В самом деле, в новом облачении Анж Питу как две капли воды походил если не на пастуха из эклоги Вергилия, то на пастуха с картины Ватто.
Поэтому на кухне его ждал подлинный триумф.
— Ах, посмотрите, маменька, как хорош стал Питу! — закричала Катрин.
— И вправду, его не узнать, — сказала г-жа Бийо.
К несчастью, Катрин не ограничилась общим осмотром, восхитившим ее, и перешла к деталям. А в деталях Питу был далеко не так хорош.
— Ох, какие у вас огромные руки, — сказала Катрин, — никогда таких не видела!
— Да, — сказал Питу, — руки у меня хоть куда, правда?
— И колени большие.
— Это оттого, что я еще расту.
— А по мне, вы и так выросли уже предостаточно, господин Питу.
— Это не важно, все равно я еще вырасту; мне ведь только семнадцать с половиной.
— А икры у вас совсем тощие.
— Точно, икры так себе, но они тоже еще подрастут.
— Дай-то Бог, — сказала Катрин. — Но все равно вы очень хороши.
Питу поклонился.
— Ну и ну! — сказал фермер, входя и в свой черед окидывая Питу взглядом. — Экий ты красавец, мой мальчик! Хотел бы я, чтобы тебя увидела в таком наряде тетушка Анжелика.
— Я тоже, — сказал Питу.
— Хотел бы я послушать, что бы она на это сказала, — продолжал фермер.
— Она бы ничего не сказала, она бы взбесилась.
— Но, отец, — сказала Катрин с некоторой тревогой, — она ведь не сможет забрать его назад?
— Так она ж его выгнала.
— К тому же, — добавил Питу, — пять лет уже прошли.
— Какие пять лет? — спросила Катрин.
— Те, на которые доктор Жильбер оставил ей тысячу ливров.
— Так он оставил вашей тетушке тысячу ливров?
— Да, да, да, чтоб она заплатила за мое обучение.
— Вот какой это человек! — сказал фермер. — И всякий день я слышу о нем нечто подобное. Вот почему, — Бийо решительно махнул рукой, — я буду верен ему до гробовой доски.
— Он хотел, чтобы я выучился ремеслу.
— И был прав. Но случается так, что хорошие намерения извращаются дурными людьми. Человек оставляет тысячу ливров на то, чтобы парнишку обучили ремеслу, — глядь, а парнишку вместо этого отдают ддиннорясому, который хочет запереть его в семинарию. И сколько же она платила твоему аббату Фортье?
— Кто?
— Твоя тетка.
— Она ему ничего не платила.
— Выходит, двести ливров доброго господина Жильбера она прикарманивала?
— Наверное.
— Послушай, я хочу дать тебе совет, Питу: когда эта старая ханжа, твоя тетка, окочурится, пошарь хорошенько повсюду: в шкафах, в матрасах, в горшках с цветами.
— Зачем? — спросил Питу.
— Затем, что ты найдешь там клад, вот зачем. Старые луидоры в шерстяном чулке. Да, именно в чулке, потому что в кошелек ее сбережения не влезут.
— Выдумаете?
— Я уверен. Но мы еще потолкуем об этом в свое время и в своем месте. А пока нам предстоит небольшая прогулка. Книга доктора Жильбера у тебя с собой?
— Она у меня в кармане.
— Отец, — спросила Катрин, — вы все обдумали?
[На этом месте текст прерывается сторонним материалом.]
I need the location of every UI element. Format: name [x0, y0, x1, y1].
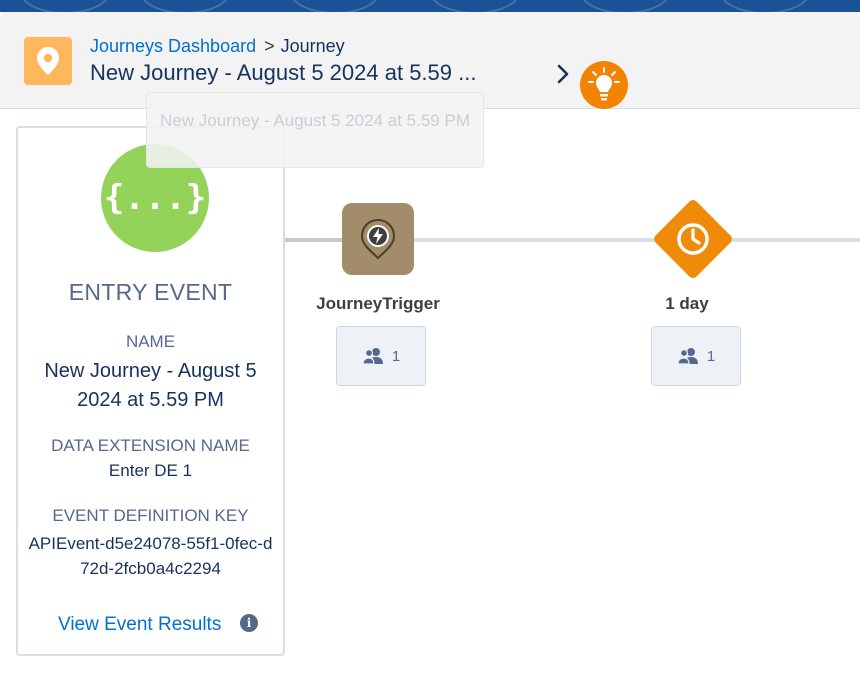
event-definition-key-label: EVENT DEFINITION KEY: [52, 506, 249, 525]
wait-duration-label: 1 day: [665, 294, 709, 313]
journey-trigger-label: JourneyTrigger: [316, 294, 440, 313]
clock-icon: [675, 221, 711, 257]
top-banner: [0, 0, 860, 12]
population-count-value: 1: [706, 347, 716, 365]
population-count[interactable]: 1: [336, 326, 426, 386]
journey-trigger-icon[interactable]: [342, 203, 414, 275]
journey-title[interactable]: New Journey - August 5 2024 at 5.59 ...: [90, 60, 476, 86]
breadcrumb-separator: >: [264, 36, 275, 56]
data-extension-value: Enter DE 1: [108, 461, 193, 480]
population-count-value: 1: [391, 347, 401, 365]
info-icon[interactable]: i: [240, 614, 258, 632]
connector-line: [412, 238, 860, 242]
entry-event-card[interactable]: {...} ENTRY EVENT NAME New Journey - Aug…: [16, 126, 285, 656]
breadcrumb-journeys-dashboard-link[interactable]: Journeys Dashboard: [90, 36, 256, 56]
view-event-results-link[interactable]: View Event Results: [58, 614, 221, 636]
population-count[interactable]: 1: [651, 326, 741, 386]
event-definition-key-value: APIEvent-d5e24078-55f1-0fec-d72d-2fcb0a4…: [28, 534, 273, 578]
breadcrumb: Journeys Dashboard > Journey: [90, 36, 345, 57]
entry-event-heading: ENTRY EVENT: [68, 279, 233, 305]
name-value: New Journey - August 5 2024 at 5.59 PM: [44, 360, 257, 411]
title-tooltip: New Journey - August 5 2024 at 5.59 PM: [146, 92, 484, 168]
breadcrumb-current: Journey: [280, 36, 345, 56]
connector-line: [285, 238, 343, 242]
users-icon: [677, 348, 698, 365]
name-label: NAME: [125, 332, 176, 351]
users-icon: [362, 348, 383, 365]
data-extension-label: DATA EXTENSION NAME: [51, 436, 250, 455]
lightbulb-icon[interactable]: [580, 61, 628, 109]
location-pin-icon: [24, 37, 72, 85]
chevron-right-icon[interactable]: [553, 62, 573, 86]
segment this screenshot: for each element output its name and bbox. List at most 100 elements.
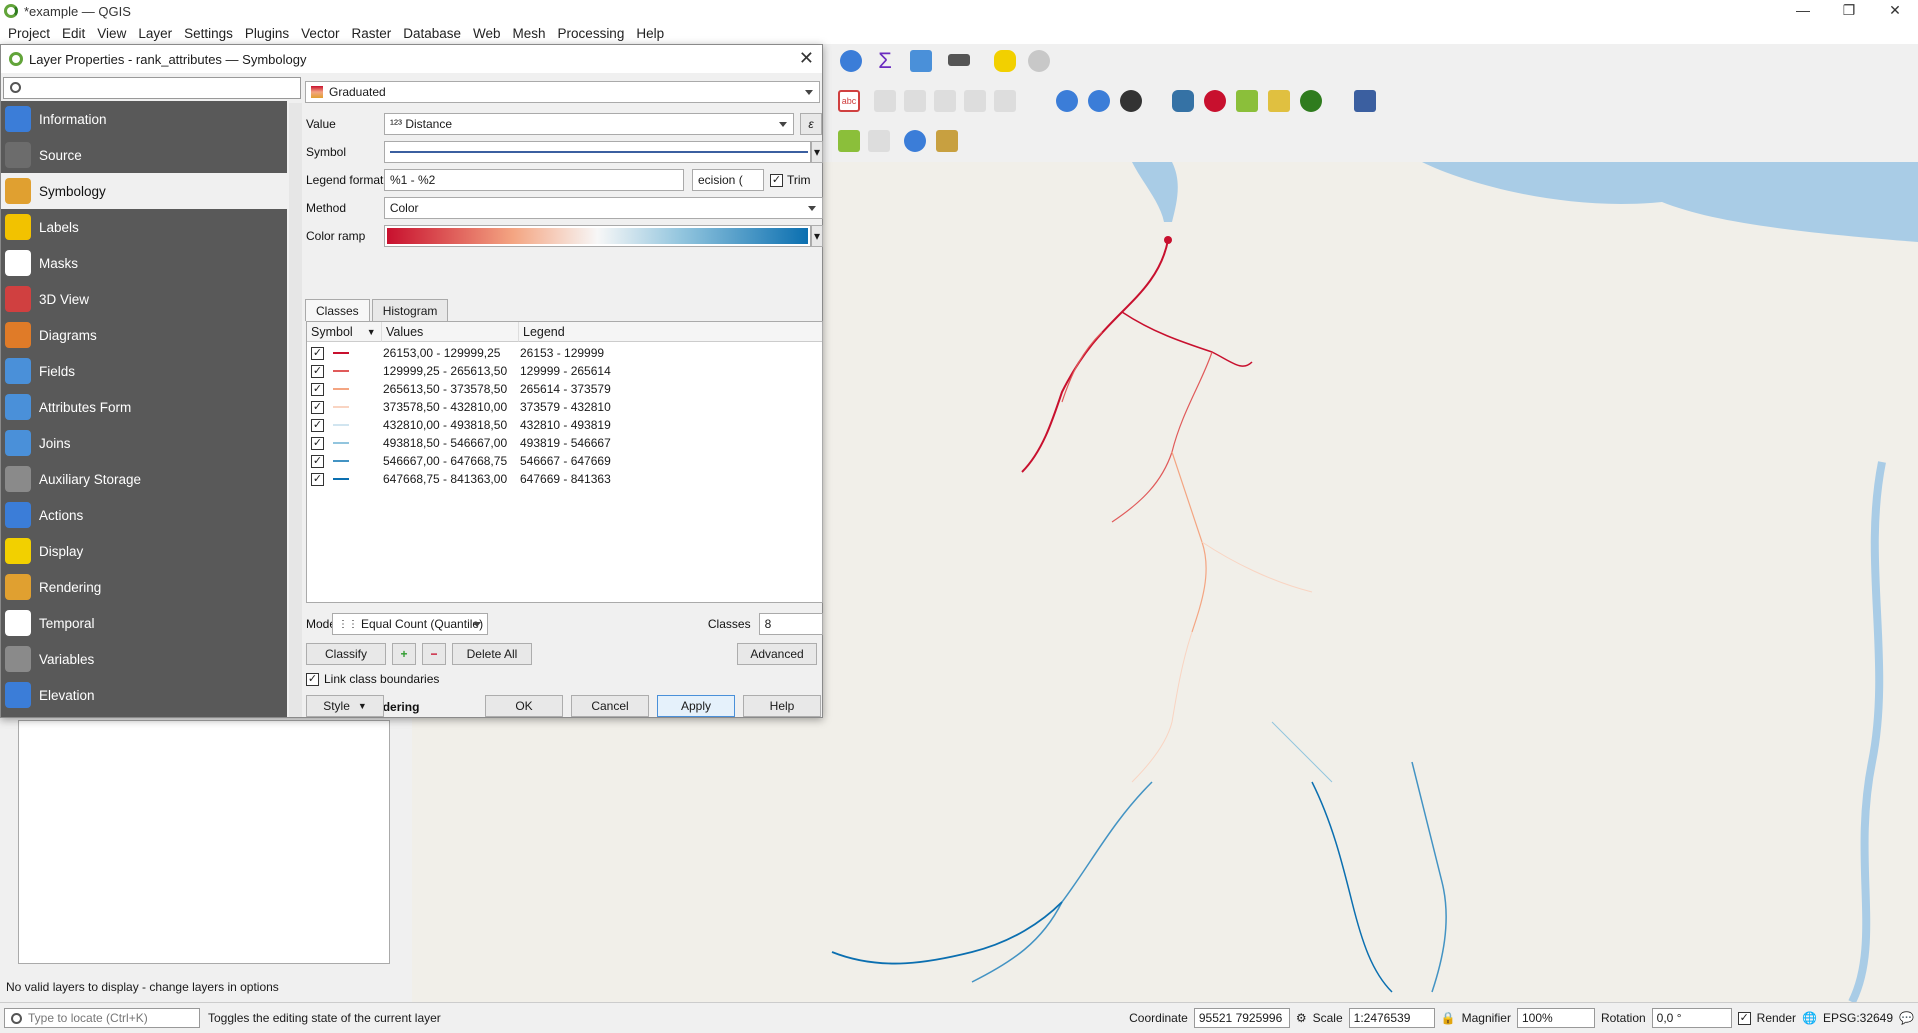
- attribute-table-icon[interactable]: [910, 50, 932, 72]
- advanced-button[interactable]: Advanced: [737, 643, 817, 665]
- menu-edit[interactable]: Edit: [56, 26, 91, 41]
- layers-panel[interactable]: [18, 720, 390, 964]
- label-abc-icon[interactable]: abc: [838, 90, 860, 112]
- classes-spinbox[interactable]: 8: [758, 613, 823, 635]
- table-row[interactable]: ✓ 493818,50 - 546667,00 493819 - 546667: [307, 434, 822, 452]
- value-field-combo[interactable]: ¹²³ Distance: [384, 113, 794, 135]
- measure-icon[interactable]: [948, 54, 970, 66]
- class-legend[interactable]: 265614 - 373579: [520, 382, 611, 396]
- minimize-icon[interactable]: —: [1780, 0, 1826, 22]
- classes-table[interactable]: Symbol ▼ Values Legend ✓ 26153,00 - 129999…: [306, 321, 823, 603]
- tab-histogram[interactable]: Histogram: [371, 299, 449, 321]
- class-visible-checkbox[interactable]: ✓: [311, 418, 324, 432]
- render-checkbox[interactable]: ✓: [1737, 1011, 1751, 1025]
- wfs-globe-icon[interactable]: [1088, 90, 1110, 112]
- sidebar-item-joins[interactable]: Joins: [1, 425, 287, 461]
- class-values[interactable]: 647668,75 - 841363,00: [383, 472, 507, 486]
- cancel-button[interactable]: Cancel: [571, 695, 649, 717]
- class-values[interactable]: 546667,00 - 647668,75: [383, 454, 507, 468]
- class-values[interactable]: 373578,50 - 432810,00: [383, 400, 507, 414]
- class-legend[interactable]: 373579 - 432810: [520, 400, 611, 414]
- table-row[interactable]: ✓ 129999,25 - 265613,50 129999 - 265614: [307, 362, 822, 380]
- precision-spinbox[interactable]: ecision (: [692, 169, 764, 191]
- delete-all-button[interactable]: Delete All: [452, 643, 532, 665]
- sidebar-item-diagrams[interactable]: Diagrams: [1, 317, 287, 353]
- sidebar-item-masks[interactable]: Masks: [1, 245, 287, 281]
- class-values[interactable]: 432810,00 - 493818,50: [383, 418, 507, 432]
- magnifier-field[interactable]: 100%: [1516, 1008, 1595, 1028]
- table-row[interactable]: ✓ 432810,00 - 493818,50 432810 - 493819: [307, 416, 822, 434]
- class-symbol-swatch[interactable]: [333, 478, 349, 480]
- menu-layer[interactable]: Layer: [132, 26, 178, 41]
- lock-icon[interactable]: 🔒: [1441, 1011, 1456, 1025]
- label-tool-icon[interactable]: [904, 90, 926, 112]
- class-legend[interactable]: 432810 - 493819: [520, 418, 611, 432]
- column-header-legend[interactable]: Legend: [518, 322, 822, 342]
- vertex-tool-icon[interactable]: [838, 130, 860, 152]
- network-icon[interactable]: [1236, 90, 1258, 112]
- close-window-icon[interactable]: ✕: [1872, 0, 1918, 22]
- processing-gear-icon[interactable]: [840, 50, 862, 72]
- sidebar-item-display[interactable]: Display: [1, 533, 287, 569]
- column-header-symbol[interactable]: Symbol ▼: [307, 322, 381, 342]
- menu-processing[interactable]: Processing: [552, 26, 631, 41]
- remove-class-icon[interactable]: −: [422, 643, 446, 665]
- locator-input[interactable]: Type to locate (Ctrl+K): [4, 1008, 200, 1028]
- menu-vector[interactable]: Vector: [295, 26, 345, 41]
- menu-mesh[interactable]: Mesh: [507, 26, 552, 41]
- class-visible-checkbox[interactable]: ✓: [311, 454, 324, 468]
- menu-settings[interactable]: Settings: [178, 26, 239, 41]
- sidebar-item-elevation[interactable]: Elevation: [1, 677, 287, 713]
- classify-button[interactable]: Classify: [306, 643, 386, 665]
- table-row[interactable]: ✓ 546667,00 - 647668,75 546667 - 647669: [307, 452, 822, 470]
- table-row[interactable]: ✓ 373578,50 - 432810,00 373579 - 432810: [307, 398, 822, 416]
- renderer-combo[interactable]: Graduated: [305, 81, 820, 103]
- menu-plugins[interactable]: Plugins: [239, 26, 295, 41]
- label-tool-icon[interactable]: [964, 90, 986, 112]
- tab-classes[interactable]: Classes: [305, 299, 370, 321]
- class-visible-checkbox[interactable]: ✓: [311, 346, 324, 360]
- class-symbol-swatch[interactable]: [333, 388, 349, 390]
- link-boundaries-checkbox[interactable]: ✓: [306, 672, 319, 686]
- sidebar-item-information[interactable]: Information: [1, 101, 287, 137]
- table-row[interactable]: ✓ 26153,00 - 129999,25 26153 - 129999: [307, 344, 822, 362]
- sidebar-item-temporal[interactable]: Temporal: [1, 605, 287, 641]
- rotation-field[interactable]: 0,0 °: [1651, 1008, 1732, 1028]
- help-button[interactable]: Help: [743, 695, 821, 717]
- sidebar-item-actions[interactable]: Actions: [1, 497, 287, 533]
- class-visible-checkbox[interactable]: ✓: [311, 364, 324, 378]
- identify-icon[interactable]: [904, 130, 926, 152]
- messages-icon[interactable]: 💬: [1899, 1011, 1914, 1025]
- sidebar-item-variables[interactable]: Variables: [1, 641, 287, 677]
- class-symbol-swatch[interactable]: [333, 424, 349, 426]
- label-tool-icon[interactable]: [934, 90, 956, 112]
- class-visible-checkbox[interactable]: ✓: [311, 472, 324, 486]
- sidebar-search-input[interactable]: [3, 77, 301, 99]
- mode-combo[interactable]: ⋮⋮ Equal Count (Quantile): [332, 613, 488, 635]
- zoom-icon[interactable]: [1028, 50, 1050, 72]
- add-class-icon[interactable]: +: [392, 643, 416, 665]
- sum-icon[interactable]: Σ: [874, 50, 896, 72]
- label-tool-icon[interactable]: [874, 90, 896, 112]
- sidebar-item-source[interactable]: Source: [1, 137, 287, 173]
- label-tool-icon[interactable]: [994, 90, 1016, 112]
- symbol-dropdown-icon[interactable]: ▾: [811, 141, 823, 163]
- class-visible-checkbox[interactable]: ✓: [311, 382, 324, 396]
- color-ramp-dropdown-icon[interactable]: ▾: [811, 225, 823, 247]
- class-values[interactable]: 493818,50 - 546667,00: [383, 436, 507, 450]
- color-ramp-button[interactable]: [383, 225, 812, 247]
- method-combo[interactable]: Color: [383, 197, 823, 219]
- symbol-button[interactable]: [383, 141, 812, 163]
- web-globe-icon[interactable]: [1120, 90, 1142, 112]
- legend-format-input[interactable]: %1 - %2: [384, 169, 684, 191]
- sidebar-item-3d-view[interactable]: 3D View: [1, 281, 287, 317]
- sidebar-item-auxiliary-storage[interactable]: Auxiliary Storage: [1, 461, 287, 497]
- class-legend[interactable]: 493819 - 546667: [520, 436, 611, 450]
- expression-icon[interactable]: ε: [800, 113, 822, 135]
- class-legend[interactable]: 26153 - 129999: [520, 346, 604, 360]
- wrench-icon[interactable]: [936, 130, 958, 152]
- sidebar-item-labels[interactable]: Labels: [1, 209, 287, 245]
- class-symbol-swatch[interactable]: [333, 442, 349, 444]
- class-symbol-swatch[interactable]: [333, 406, 349, 408]
- class-legend[interactable]: 647669 - 841363: [520, 472, 611, 486]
— Тому, кто делает доброе дело, думать нечего, дитя мое, — ответил фермер, — доктор велел мне читать людям эту книгу, распространять содержащие в ней принципы — значит, книга будет прочитана, а принципы распространены.
— Но мы-то с матушкой сможем пойти к мессе? — робко поинтересовалась Катрин.
— Ступайте, — сказал Бийо, — вы женщины, а мы мужчины, это дело другое; пошли, Питу.
Питу раскланялся с г-жой Бийо и Катрин, а потом, гордый тем, что его назвали мужчиной, отправился вслед за фермером.